Uso excessivo da força durante as prisões

Testemunhas afirmam que as forças norte-americanas espancaram e seviciaram prisioneiros

As forças norte-americanas empregam, regularmente, métodos militares para efetuar prisões no Afeganistão e isso, às vezes, desprezando o respeito ao direito internacional humanitário e à Carta dos Direitos Humanos. Muitas vezes, são aplicadas, por exemplo, regras de engajamento concebidas para situações de combate, em lugar dos procedimentos civis de prisão. Além disso, as deficiências dos serviços de informação acarretaram a perseguição de civis que não estavam implicados nas hostilidades, perdas civis durante as operações de prisão e a destruição injustificada de moradias. Testemunhas fidedignas afirmam também que as forças norte-americanas espancaram e seviciaram alguns prisioneiros e que as tropas afegãs, que acompanham as forças norte-americanas, espancaram civis e saquearam as casas das pessoas presas.

Responsáveis da ONU sediados em Cabul receberam numerosas queixas a respeito do uso excessivo da força pelas tropas da coalizão no sul, no sudeste e no leste do país. Essas queixas afirmam, freqüentemente, que as forças norte-americanas foram, às vezes, manipuladas por afegãos, principalmente pelos “intermediários” e pelos intérpretes; que as forças norte-americanas foram envolvidas à sua revelia em rivalidades locais; e que a presença das forças norte-americanas permitiu que alguns afegãos extorquissem dinheiro e intimidassem seus adversários. […] Segundo um responsável da ONU encarregado de recolher depoimentos sobre as operações de 2002, as tropas norte-americanas são criticadas por se “comportarem com uma brutalidade de cowboys” em relação a civis que “se revelam, geralmente, apenas cidadãos respeitadores da lei”. Testemunhas afirmam especialmente que os soldados “destroem as portas com granadas em vez de baterem” e tratam as mulheres e as crianças com brutalidade.

A Human Rights Watch está particularmente preocupada com os tiroteios preventivos (suppressing fire) que ocorrem durante operações de prisão: a técnica de abrir fogo, atirando de modo maciço e contínuo, a fim de imobilizar as forças inimigas.
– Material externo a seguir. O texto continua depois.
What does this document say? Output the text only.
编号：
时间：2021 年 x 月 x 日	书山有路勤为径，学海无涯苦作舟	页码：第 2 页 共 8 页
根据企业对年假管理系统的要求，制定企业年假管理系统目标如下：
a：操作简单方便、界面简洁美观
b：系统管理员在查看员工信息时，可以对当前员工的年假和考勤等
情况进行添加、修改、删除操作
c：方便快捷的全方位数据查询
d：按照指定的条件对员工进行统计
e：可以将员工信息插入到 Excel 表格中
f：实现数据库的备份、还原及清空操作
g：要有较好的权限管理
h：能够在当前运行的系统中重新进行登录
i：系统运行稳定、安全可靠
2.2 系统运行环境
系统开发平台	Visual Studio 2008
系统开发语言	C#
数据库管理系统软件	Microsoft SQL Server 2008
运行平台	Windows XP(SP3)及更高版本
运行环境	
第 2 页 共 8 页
A entidade considera que o recurso imediato a esse tipo de disparos (sem que o inimigo tenha atirado) é descabido em prisões efetuadas em zonas residenciais onde não existe combate algum no momento das operações.
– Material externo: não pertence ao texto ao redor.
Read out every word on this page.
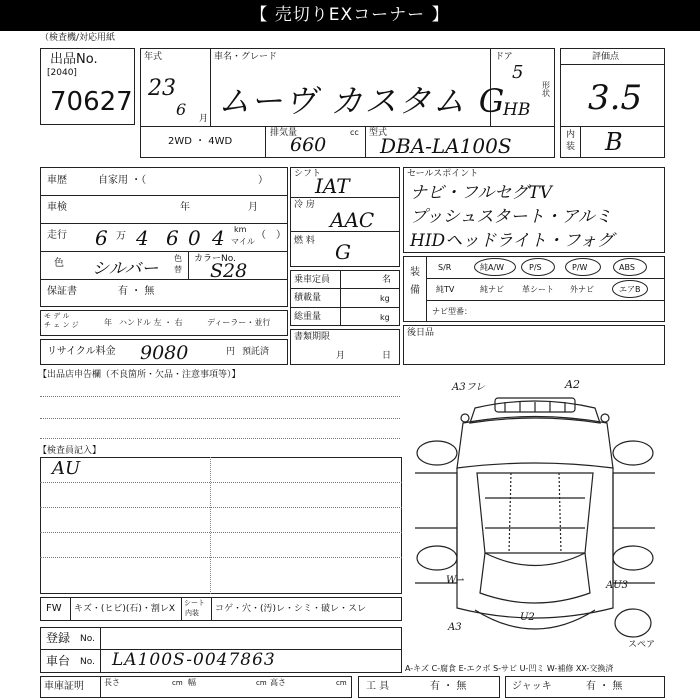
【 売切りEXコーナー 】
（検査機/対応用紙
出品No.
[2040]
70627
年式
23
6 月
車名・グレード
ムーヴ カスタム G
ドア
5
形状
HB
2WD ・ 4WD
排気量	cc
660
型式
DBA-LA100S
評価点
3.5
内
装 B
車歴	自家用 ・（	）
車検	年	月
走行 6 万 4 6 0 4 km
マイル
（ ）
色 シルバー
色
替
カラーNo.
S28
保証書	有 ・ 無
モ デ ル
チ ェ ン ジ	年 ハンドル 左 ・ 右	ディーラー・並行
リサイクル料金 9080	円 預託済
シフト
IAT
冷 房
AAC
燃 料 G
乗車定員	名
積載量	kg
総重量	kg
書類期限
月	日
セールスポイント
ナビ・フルセグTV
プッシュスタート・アルミ
HIDヘッドライト・フォグ
装
備
S/R	純A/W	P/S	P/W	ABS
純TV	純ナビ 革シート 外ナビ	エアB
ナビ型番：
後日品
【出品店申告欄（不良箇所・欠品・注意事項等）】
【検査員記入】
AU
A3フレ	A2
W⇀	AU3
A3
U2
スペア
FW キズ・(ヒビ)(石)・割レX
シート
内装 コゲ・穴・(汚)レ・シミ・破レ・スレ
登録 No.
車台 No. LA100S-0047863	A-キズ C-腐食 E-エクボ S-サビ U-凹ミ W-補修 XX-交換済
車庫証明	長さ	cm 幅	cm 高さ	cm 工 具	有 ・ 無	ジャッキ	有 ・ 無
O caso de Ahmed Khan e seus filhos

Depois do ataque das tropas norte-americanas, um camponês morto e muitos bens perdidos, roubados

Numa noite de julho de 2002, as forças norte-americanas atacaram a casa de Ahmed Khan, no distrito de Zurmat, província de Paktia. Se não é totalmente estável, o distrito de Zurmat é estreitamente controlado por forças afegãs aliadas dos Estados Unidos. Durante o ataque, Ahmed Khan e seus dois filhos, de 17 e 18 anos de idade, foram presos. Um camponês foi morto a bala e uma mulher, moradora de uma casa vizinha, foi ferida. A Human Rights Watch interrogou testemunhas do ataque que Ahmed Khan relata nos seguintes termos:

“Era o tempo da colheita. Os camponeses dormiam perto dos feixes de feno… Eram mais ou menos 9 horas da noite. Nós estávamos deitados, mas não dormíamos ainda… De repente, houve muito barulho. Helicópteros sobrevoavam. Houve explosões fortes. A casa tremeu. As torres [os cantos da casa] foram atingidas… O ataque começou. Helicópteros se aproximaram, a gente os ouvia dando voltas e atirando com metralhadora. Faziam um barulho enorme. Havia explosões. Destruíram uma das torres, com um míssil, e uma das paredes da casa.”
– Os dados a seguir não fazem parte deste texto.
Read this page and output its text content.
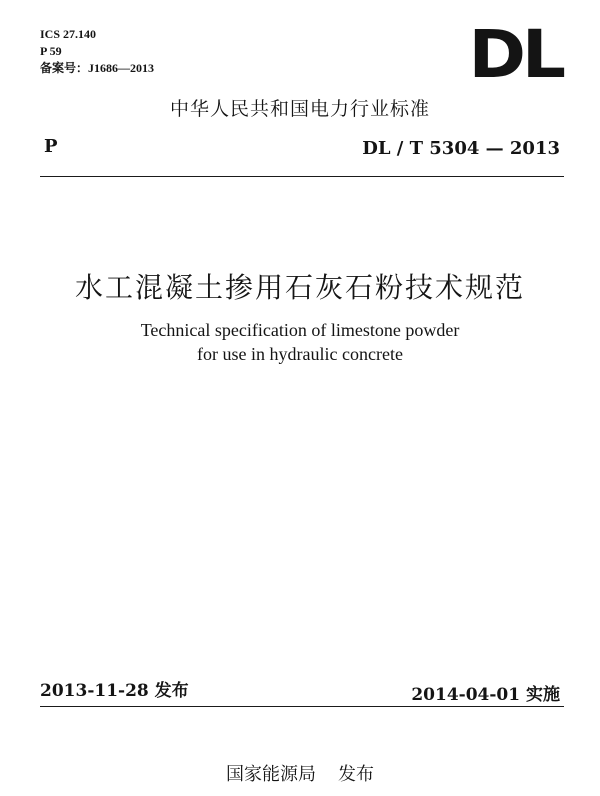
ICS 27.140
P 59
备案号：J1686—2013	DL
中华人民共和国电力行业标准
P	DL / T 5304 — 2013
水工混凝土掺用石灰石粉技术规范
Technical specification of limestone powder
for use in hydraulic concrete
2013-11-28 发布	2014-04-01 实施
国家能源局 发布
Segundo Ahmed Khan, a família inteira deitou-se, então, no chão do quarto, situado no segundo andar. Balas quebraram os vidros e as portas. Vizinhos afirmam ter visto os helicópteros atirarem na casa e em volta dela. Ahmed Khan conta como os soldados norte-americanos entraram em sua casa, disparando suas armas:

“Pelas janelas quebradas, eu vi que havia muitos soldados no pátio. Eles atiraram na porta [da frente], abriram-na e subiram ao segundo andar. Também entraram pelas janelas que tinham sido destruídas pelos tiros e pelas explosões. Chegaram ao nosso quarto. Arrombaram a porta e entraram empunhando lanternas de grande potência e fuzis. Fizeram sinal para que levantássemos as mãos. Não havia afegãos com eles, nem intérprete pachtu. Mais tarde, vimos um intérprete no pátio… Eles amarraram as mãos dos homens e disseram às mulheres que descessem para o pátio. Depois nós também fomos levados para o pátio. Em seguida, os soldados - norte-americanos e afegãos - revistaram a casa, usando suas armas para arrombar as portas.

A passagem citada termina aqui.